Samaria and Galilee were traditional enemies. Jesus moved along the border between the two domains. Ten people with leprosy saw him and asked him for help. They were outside the boundaries of participation in family life, in social interaction, in meaningful employment. Their skin condition marked them as outcasts. It seems Jesus will see people without a referral. All the men ask for is compassion. Jesus ignores the social borders between himself and the 10 men. He flows into the space marked by the social boundaries and extends his loving and healing grace toward them. There is no account of any ritual, any sacrifice, any special incantations – – just “go and show yourselves to the priests” The difference between these 10 and Naaman, is that they go without question – — except for one – – the double outcast – -the leprous Samaritan who turns around to say “thank you.”

We might wonder why Jesus asks the one who turns “Where are the other nine?” –After all, aren’t they doing exactly what Jesus instructed? – – heading off to find a priest who will declare them cleansed and ready to be back in society again? We might imagine the 9 to be running toward the temple, overjoyed at the prospect of returning to normalcy again.

What is different about #10? What is different about the one who is outcast on many levels – – a mistrusted stranger in foreign territory, a traditional enemy on the wrong side of the border, a person with leprosy, a person without an identity grouped with others by their disease?

It may be that through the experience of living in the borderlands between health and illness, between enemy territories, between trust and mistrust,

#10 has learned to see the world differently. When we have to move back and forth in those strange border lands, we sometimes learn to experience life from a new perspective – perhaps at last seeing the gifts that may be encountered – – the gracefulness that might appear in the little things: The admissions clerk who calls us by name. The housekeeping person who asks after our comfort. The nurse who tracks down information for us. The physician who sits down and takes time to answer our questions in a language we can understand. When we are on the receiving end of these ever so mundane courtesies, we are also on the receiving end of compassion. We may feel more seen and heard and understood – our humanity is returned to us – – the boundaries begin to soften – – grace happens – we begin to heal. Most often, our healing and our return to wholeness is due as much to the graceful caring that emerges in unexpected places as it is to the drama of complicated tests and treatments implied by all those cryptic initials.

The borderland between two enemy territories is an unlikely place for healing and grace to happen. In real time, we witness daily the horrors, the risks, the fear, the pain and suffering that so many human beings endure in their attempts to make it through the boundaries from the brokenness of their lives to something more whole. Boundaries can be frightening, dangerous and difficult places.

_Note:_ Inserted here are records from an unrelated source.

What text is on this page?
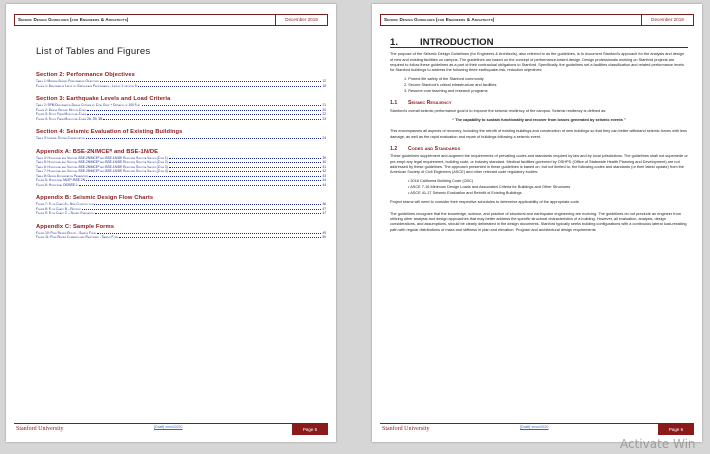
Seismic Design Guidelines (for Engineers & Architects)	December 2019
List of Tables and Figures
Section 2: Performance Objectives
Table 1: Minimum Seismic Performance Objectives	12
Figure 1: Deformation Limits vs. Earthquake Performance - Levels 1 through 5	16
Section 3: Earthquake Levels and Load Criteria
Table 2: SPM Deformation Design Criteria by Zone Over + Distance of 100 Feet	21
Figure 2: Design Ground Motion Zones	20
Figure 3: Stock Farm Monocline Zones	22
Figure 4: Stock Farm Monocline Zones 2A, 2B, 3B	23
Section 4: Seismic Evaluation of Existing Buildings
Table 3: Lateral System Classification	24
Appendix A: BSE-2N/MCEᴿ and BSE-1N/DE
Table 4: Horizontal and Vertical BSE-2N/MCEᴿ and BSE-1N/DE Response Spectra Values (Zone 1)	39
Table 5: Horizontal and Vertical BSE-2N/MCEᴿ and BSE-1N/DE Response Spectra Values (Zone 2)	40
Table 6: Horizontal and Vertical BSE-2N/MCEᴿ and BSE-1N/DE Response Spectra Values (Zone 3)	41
Table 7: Horizontal and Vertical BSE-2N/MCEᴿ and BSE-1N/DE Response Spectra Values (Zone 4)	42
Table 8: Design Acceleration Parameters	43
Figure 5: Horizontal MCEᴿ /BSE-2N	44
Figure 6: Horizontal DE/BSE-1	44
Appendix B: Seismic Design Flow Charts
Figure 7: Flow Chart A – New Construction	46
Figure 8: Flow Chart B – Retrofit	47
Figure 9: Flow Chart C – Seismic Evaluation	47
Appendix C: Sample Forms
Figure 10: Peer Review Report - Sample Form	49
Figure 11: Peer Review Comments and Responses - Sample Form	50
Stanford University	[Draft] xxxx/2020	Page 5
Seismic Design Guidelines (for Engineers & Architects)	December 2019
1.	INTRODUCTION
The purpose of the Seismic Design Guidelines (for Engineers & Architects), also referred to as the guidelines, is to document Stanford's approach for the analysis and design of new and existing facilities on campus. The guidelines are based on the concept of performance-based design. Design professionals working on Stanford projects are required to follow these guidelines as a part of their contractual obligations to Stanford. Specifically, the guidelines set a facilities classification and related performance levels for Stanford buildings to address the following three earthquake-risk, reduction objectives:
1. Protect life safety of the Stanford community
2. Secure Stanford's critical infrastructure and facilities
3. Resume core teaching and research programs
1.1	Seismic Resiliency
Stanford's overall seismic performance goal is to improve the seismic resiliency of the campus. Seismic resiliency is defined as:
“ The capability to sustain functionality and recover from losses generated by seismic events ”
This encompasses all aspects of recovery, including the retrofit of existing buildings and construction of new buildings so that they can better withstand seismic forces with less damage, as well as the rapid evaluation and repair of buildings following a seismic event.
1.2	Codes and Standards
These guidelines supplement and augment the requirements of prevailing codes and standards required by law and by local jurisdictions. The guidelines shall not supersede or pre-empt any legal requirement, building code, or industry standard. Medical facilities governed by OSHPD (Office of Statewide Health Planning and Development) are not addressed by these guidelines. The approach presented in these guidelines is based on, but not limited to, the following codes and standards (or their latest update) from the American Society of Civil Engineers (ASCE) and other relevant code regulatory bodies:
• 2016 California Building Code (CBC)
• ASCE 7-16 Minimum Design Loads and Associated Criteria for Buildings and Other Structures
• ASCE 41-17 Seismic Evaluation and Retrofit of Existing Buildings
Project teams will need to consider their respective schedules to determine applicability of the appropriate code.
The guidelines recognize that the knowledge, science, and practice of structural and earthquake engineering are evolving. The guidelines do not preclude an engineer from utilizing other analysis and design approaches that may better address the specific structural characteristics of a building. However, all evaluation, analysis, design considerations, and assumptions, should be clearly delineated in the design documents. Stanford typically seeks building configurations with a continuous lateral load-resisting path with regular distributions of mass and stiffness in plan and elevation. Program and architectural design requirements
Stanford University	[Draft] xxxx/2020	Page 6
Activate Win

Yet, that is where the story tells us that Jesus does his work of healing. Jesus meets us on the boundaries. Indeed, the powerful grace of God may do its best work in those uncomfortably ambiguous spaces in our lives where our future wellbeing is uncertain – – but like #10, we may have to learn how be able to feel and see that grace in action – to see what the Holy One is doing. And when we do, we are able to come back and say thank-you. We begin to heal – to become whole – in spite of the time we have spent in the borderlands of illness and pain and suffering.

We may not ever go back to who we were before crossing the boundary into illness, but we may return and be renewed in ways we could not have imagined. A kind of death and resurrection happens. It can be amazing – – but this is the way grace works. May we have the eyes and ears and the heart to see it and give thanks.